Several times during a speech at Sen. Mike Lee's Utah Solutions Summit the Indiana governor started sentences with "Donald Trump and I believe …" Both, he said, favor state and local control of education and school choice.

"I just want you to know that Donald Trump and I believe that to our bone marrow," Pence said.

Pence spoke to about 300 business, government and education leaders at Vivint Home Smart Arena gathered to talk about ways to prepare the economy and the workforce to succeed. He mixed economic and educational successes in his home state with campaign messages and called Trump a "broad-shouldered" leader during his 30-minute speech.

He concluded by encouraging people in these "challenging times in our nation" to "bend the knee" in prayer, not for any one candidate or cause but for the country in the 68 days before the November election.

"I believe today what I've always believed, and that is if his people who are called by his name and humble themselves and pray, he will hear again from heaven and he'll heal our land," Pence said.

Pence was actually Lee's second choice for the summit. He first invited former Republican Indiana Gov. Mitch Daniels, who is now president of Purdue University. But when Daniels couldn't make it, Lee said he asked Pence a few weeks ago to step in. Pence didn't take questions from the audience or the media at the event.

"His presence here does not involve his status as Donald Trump's running mate," Lee said.

Lee has not endorsed the Trump-Pence ticket, though he said he's a "huge" fan of the current Indiana governor, describing him as a "policy entrepreneur."

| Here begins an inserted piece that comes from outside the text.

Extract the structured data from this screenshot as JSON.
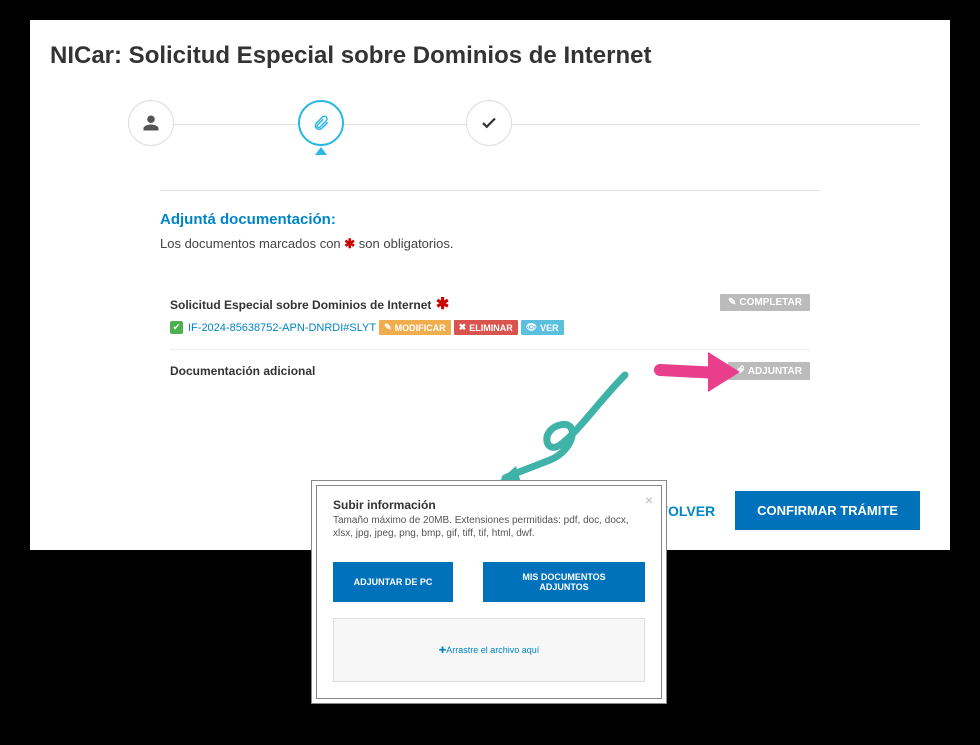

Indiana governor and Republican Party nominee for vice president of the United States Mike Pence speaks at Sen. Mike Lee's 3rd Annual Work Force Solutions Summit at Vivint Smart Home Arena in Salt Lake City on Thursday, Sept.1, 2016. (Photo: Laura Seitz, Deseret News)
Indiana governor and Republican Party nominee for vice president of the United States Mike Pence speaks at Sen. Mike Lee's 3rd Annual Work Force Solutions Summit at Vivint Smart Home Arena in Salt Lake City on Thursday, Sept.1, 2016. (Photo: Laura Seitz, Deseret News)

"Support for a running mate is not quite the same as any decision one might make about the presidential candidate," he said.

In addition to Pence, former Hewlett-Packard CEO and Republican presidential candidate Carly Fiorina and Gov. Gary Herbert spoke at the conference.

Pence said education is an area he and Trump found "complete alignment" from their first meeting. Choice inside and outside schools would invigorate education, he said.

"Donald Trump and I both believe that every parent in America should be able to choose where their children go to school regardless of their income, regardless of their area code, and public, private and parochial and faith-based schools on the list," he said.

The Indiana governor also said he was proud of his state's school voucher program, one the largest in the country with 33,000 students attending the schools of their choice. Utah voters turned down a voucher system nearly 2 to 1 in a 2007 referendum.

In opening the conference, Lee said business, government and education need to learn how to band together to innovate and be "disruptive" in some cases to create a successful future workforce.

He has introduced the Higher Education Reform and Opportunity Act or HERO, which would allow states to create their own alternative higher education accreditation systems. Under the bill, students in professional training programs, apprenticeships, distance learning and online courses would be able to access federal financial aid.

"The HERO act would simply validate their existence," Lee said of new learning models.

Fiorina said too many people in the U.S. feel powerless because they can't see beyond their own circumstances, and government keeps them down rather than lifting them up.

"The facts of our nation are we are not educating and preparing too many of our children and workers and young people for the 21st century, so in other words we a wasting vast amounts of human potential. That's dumb. It's not just wrong, it's dumb for us as a nation," she said.